More terms are not necessarily helpful: 2, 4, 6, 30, 32, 34, 36, 40, 42, 44, 46, 50, 52, 54, 56, 60, 62, 64, 66, 2000, 2002, 2004 , 2006, 2030 …

The point of the eban numbers is that the letter “e” is forbidden: this sequence does not contain digits that, when spelled out, contain the letter “e”.

“Eban kind of sounds like ‘even’ and it’s a really nice play on words,” said Dr. Sloane – because if you look at numbers without an “e”, they’re all even. “This is an old theorem of mine: that every odd number contains an ‘e’, ​​in English. And so all numbers where ‘e’ is forbidden are even. Of course, not all even numbers are eban, but enough to make a good sequence.”

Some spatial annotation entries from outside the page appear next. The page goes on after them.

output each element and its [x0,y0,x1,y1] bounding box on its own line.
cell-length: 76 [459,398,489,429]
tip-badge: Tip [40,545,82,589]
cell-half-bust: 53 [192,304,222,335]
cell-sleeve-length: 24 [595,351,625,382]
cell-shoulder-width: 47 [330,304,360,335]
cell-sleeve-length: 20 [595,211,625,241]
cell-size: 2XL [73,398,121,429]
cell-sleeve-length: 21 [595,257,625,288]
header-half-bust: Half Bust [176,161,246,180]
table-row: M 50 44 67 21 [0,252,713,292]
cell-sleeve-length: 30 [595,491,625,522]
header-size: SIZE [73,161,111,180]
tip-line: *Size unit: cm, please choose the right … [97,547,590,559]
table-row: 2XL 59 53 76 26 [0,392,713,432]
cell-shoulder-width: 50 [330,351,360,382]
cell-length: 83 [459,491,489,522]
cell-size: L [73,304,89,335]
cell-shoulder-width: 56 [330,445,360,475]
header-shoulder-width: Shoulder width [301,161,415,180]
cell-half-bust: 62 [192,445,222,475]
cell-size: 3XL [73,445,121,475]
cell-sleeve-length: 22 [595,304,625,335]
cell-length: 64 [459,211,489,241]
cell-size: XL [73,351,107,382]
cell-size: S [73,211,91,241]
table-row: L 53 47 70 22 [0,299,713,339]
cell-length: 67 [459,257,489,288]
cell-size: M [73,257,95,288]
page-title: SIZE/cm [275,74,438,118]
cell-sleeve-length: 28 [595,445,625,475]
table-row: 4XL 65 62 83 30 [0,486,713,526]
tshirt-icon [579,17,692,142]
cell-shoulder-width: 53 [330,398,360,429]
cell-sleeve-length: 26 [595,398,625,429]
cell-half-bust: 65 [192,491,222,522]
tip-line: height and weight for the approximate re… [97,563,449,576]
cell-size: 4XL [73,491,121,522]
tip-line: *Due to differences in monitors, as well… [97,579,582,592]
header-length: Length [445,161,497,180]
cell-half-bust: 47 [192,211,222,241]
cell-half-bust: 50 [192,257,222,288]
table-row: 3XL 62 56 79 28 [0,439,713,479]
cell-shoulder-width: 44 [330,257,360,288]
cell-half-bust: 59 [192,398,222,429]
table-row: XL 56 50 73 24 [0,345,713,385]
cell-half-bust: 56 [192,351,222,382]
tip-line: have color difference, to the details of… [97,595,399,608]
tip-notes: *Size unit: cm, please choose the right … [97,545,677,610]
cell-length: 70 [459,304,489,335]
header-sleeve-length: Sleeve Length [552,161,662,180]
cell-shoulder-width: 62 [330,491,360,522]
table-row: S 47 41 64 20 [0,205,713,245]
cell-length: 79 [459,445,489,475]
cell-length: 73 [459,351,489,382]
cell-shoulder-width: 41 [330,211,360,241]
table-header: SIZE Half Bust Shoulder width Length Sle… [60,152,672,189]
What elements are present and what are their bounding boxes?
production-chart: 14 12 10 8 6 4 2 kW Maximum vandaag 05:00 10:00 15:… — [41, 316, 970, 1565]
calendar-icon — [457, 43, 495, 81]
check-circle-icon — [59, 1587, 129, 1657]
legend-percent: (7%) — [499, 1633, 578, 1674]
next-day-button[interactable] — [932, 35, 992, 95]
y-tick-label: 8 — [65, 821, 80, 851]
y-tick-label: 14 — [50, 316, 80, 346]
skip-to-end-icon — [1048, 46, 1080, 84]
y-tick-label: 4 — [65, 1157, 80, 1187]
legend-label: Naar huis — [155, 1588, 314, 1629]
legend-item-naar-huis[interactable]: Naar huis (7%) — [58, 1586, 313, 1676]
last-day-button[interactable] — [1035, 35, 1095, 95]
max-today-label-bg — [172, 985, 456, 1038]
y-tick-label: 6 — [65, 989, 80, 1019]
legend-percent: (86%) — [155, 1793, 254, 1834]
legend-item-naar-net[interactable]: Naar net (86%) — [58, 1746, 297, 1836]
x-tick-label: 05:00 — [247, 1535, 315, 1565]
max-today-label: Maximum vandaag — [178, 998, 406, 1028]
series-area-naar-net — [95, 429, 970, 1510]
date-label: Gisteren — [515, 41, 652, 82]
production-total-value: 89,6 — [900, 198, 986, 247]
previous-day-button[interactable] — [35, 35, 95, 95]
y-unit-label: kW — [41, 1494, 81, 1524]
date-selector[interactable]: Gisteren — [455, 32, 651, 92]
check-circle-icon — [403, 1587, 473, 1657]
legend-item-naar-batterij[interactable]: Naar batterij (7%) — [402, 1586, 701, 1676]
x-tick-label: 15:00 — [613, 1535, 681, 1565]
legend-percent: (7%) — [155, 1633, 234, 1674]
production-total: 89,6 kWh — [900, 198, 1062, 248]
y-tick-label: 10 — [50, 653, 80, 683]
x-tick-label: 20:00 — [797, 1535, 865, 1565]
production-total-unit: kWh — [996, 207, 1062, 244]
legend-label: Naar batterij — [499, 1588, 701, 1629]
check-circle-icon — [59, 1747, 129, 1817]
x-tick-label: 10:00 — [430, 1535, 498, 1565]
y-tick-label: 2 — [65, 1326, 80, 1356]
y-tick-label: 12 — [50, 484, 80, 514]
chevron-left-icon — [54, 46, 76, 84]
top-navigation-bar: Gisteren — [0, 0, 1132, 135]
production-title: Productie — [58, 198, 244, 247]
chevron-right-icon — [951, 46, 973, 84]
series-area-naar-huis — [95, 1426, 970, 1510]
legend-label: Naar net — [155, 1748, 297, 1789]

Here are a few more ranges to try (answers below):


Dr. Sloane first started looking for a sequence in 1964, as a graduate student. By studying pathways in an artificial neural network (a mathematical system that mimics the human brain), his calculations generated:

“I desperately needed a formula for the nth term to determine the growth rate of the terms,” ​​he wrote in a retrospective published in April. “This would indicate how long activity would persist in this very simple neural network.” Chasing textbooks, reference books, magazines, he got close, but no order. Ultimately, along with the combinatorial John Riordan, he picked the formula and the following term: 237432.